The main use case is for CXL systems, where pages in CXL tier should
stay in CXL when they are zswapped so as not to create memory pressure
in higher tier.
This new behavior is opted-in only, and can be enabled as follows:
echo Y > /sys/module/zswap/parameters/same_node_mode
Suggested-by: Gregory Price <gourry@xxxxxxxxxx>
Signed-off-by: Nhat Pham <nphamcs@xxxxxxxxx>
---
Documentation/admin-guide/mm/zswap.rst | 9 +++++++++
mm/zswap.c | 10 ++++++++--
2 files changed, 17 insertions(+), 2 deletions(-)
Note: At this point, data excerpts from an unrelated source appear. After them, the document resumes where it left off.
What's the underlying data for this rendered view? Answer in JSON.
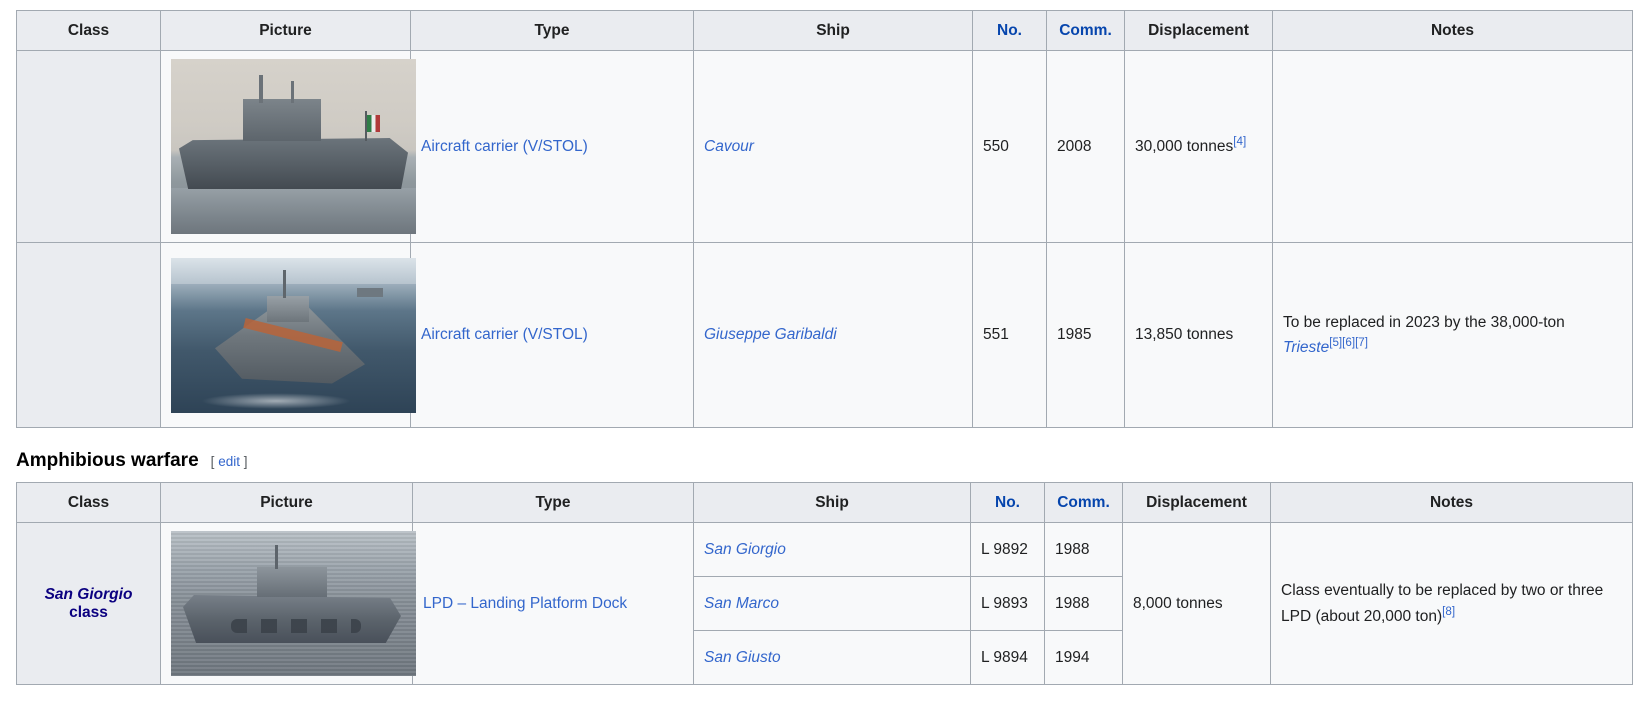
{
  "tables": {
    "carriers": {
      "headers": [
        "Class",
        "Picture",
        "Type",
        "Ship",
        "No.",
        "Comm.",
        "Displacement",
        "Notes"
      ],
      "rows": [
        {
          "class": "",
          "picture_alt": "Italian aircraft carrier Cavour at sea",
          "type": "Aircraft carrier (V/STOL)",
          "ship": "Cavour",
          "no": "550",
          "comm": "2008",
          "displacement": "30,000 tonnes",
          "displacement_refs": [
            "[4]"
          ],
          "notes": "",
          "notes_refs": []
        },
        {
          "class": "",
          "picture_alt": "Italian aircraft carrier Giuseppe Garibaldi underway",
          "type": "Aircraft carrier (V/STOL)",
          "ship": "Giuseppe Garibaldi",
          "no": "551",
          "comm": "1985",
          "displacement": "13,850 tonnes",
          "displacement_refs": [],
          "notes_prefix": "To be replaced in 2023 by the 38,000-ton ",
          "notes_link": "Trieste",
          "notes_refs": [
            "[5]",
            "[6]",
            "[7]"
          ]
        }
      ]
    },
    "amphibious": {
      "heading": "Amphibious warfare",
      "edit_label": "edit",
      "edit_bracket_open": "[",
      "edit_bracket_close": "]",
      "headers": [
        "Class",
        "Picture",
        "Type",
        "Ship",
        "No.",
        "Comm.",
        "Displacement",
        "Notes"
      ],
      "class_name": "San Giorgio",
      "class_word": "class",
      "picture_alt": "San Giorgio class amphibious transport dock at sea",
      "type": "LPD – Landing Platform Dock",
      "displacement": "8,000 tonnes",
      "notes_text": "Class eventually to be replaced by two or three LPD (about 20,000 ton)",
      "notes_refs": [
        "[8]"
      ],
      "ships": [
        {
          "ship": "San Giorgio",
          "no": "L 9892",
          "comm": "1988"
        },
        {
          "ship": "San Marco",
          "no": "L 9893",
          "comm": "1988"
        },
        {
          "ship": "San Giusto",
          "no": "L 9894",
          "comm": "1994"
        }
      ]
    }
  },
  "colors": {
    "link": "#3366cc",
    "visited_link": "#0b0080",
    "header_bg": "#eaecf0",
    "cell_bg": "#f8f9fa",
    "border": "#a2a9b1",
    "text": "#202122"
  }
}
diff --git a/Documentation/admin-guide/mm/zswap.rst b/Documentation/admin-guide/mm/zswap.rst
index fd3370aa43fe..be8953acc15e 100644
--- a/Documentation/admin-guide/mm/zswap.rst
+++ b/Documentation/admin-guide/mm/zswap.rst
@@ -142,6 +142,15 @@ User can enable it as follows::
This can be enabled at the boot time if ``CONFIG_ZSWAP_SHRINKER_DEFAULT_ON`` is
selected.
+In a NUMA system, sometimes we want the compressed copy to reside in the same
+node as the original page. For instance, if we use the NUMA nodes to represent
+a CXL-based memory tiering system, we do not want the pages demoted to the
+lower tier to accidentally return to the higher tier via zswap, creating
+memory pressure in the higher tier. The same-node behavior can be enabled
+as follows::
+
+ echo Y > /sys/module/zswap/parameters/same_node_mode
+
A debugfs interface is provided for various statistic about pool size, number
of pages stored, same-value filled pages and various counters for the reasons
pages are rejected.
diff --git a/mm/zswap.c b/mm/zswap.c
index 89b6d4ade4cd..2eee57648750 100644
--- a/mm/zswap.c
+++ b/mm/zswap.c
@@ -129,6 +129,9 @@ static bool zswap_shrinker_enabled = IS_ENABLED(
CONFIG_ZSWAP_SHRINKER_DEFAULT_ON);
module_param_named(shrinker_enabled, zswap_shrinker_enabled, bool, 0644);
+static bool zswap_same_node_mode;
+module_param_named(same_node_mode, zswap_same_node_mode, bool, 0644);
+
bool zswap_is_enabled(void)
{
return zswap_enabled;
@@ -942,7 +945,7 @@ static bool zswap_compress(struct page *page, struct zswap_entry *entry,
{
struct crypto_acomp_ctx *acomp_ctx;
struct scatterlist input, output;
- int comp_ret = 0, alloc_ret = 0;
+ int comp_ret = 0, alloc_ret = 0, nid = page_to_nid(page);
unsigned int dlen = PAGE_SIZE;
unsigned long handle;
struct zpool *zpool;
@@ -981,7 +984,10 @@ static bool zswap_compress(struct page *page, struct zswap_entry *entry,
zpool = pool->zpool;
gfp = GFP_NOWAIT | __GFP_NORETRY | __GFP_HIGHMEM | __GFP_MOVABLE;
- alloc_ret = zpool_malloc(zpool, dlen, gfp, &handle, NULL);
+ if (zswap_same_node_mode)
+ alloc_ret = zpool_malloc(zpool, dlen, gfp, &handle, &nid);
+ else
+ alloc_ret = zpool_malloc(zpool, dlen, gfp, &handle, NULL);
if (alloc_ret)
goto unlock;
--
2.47.1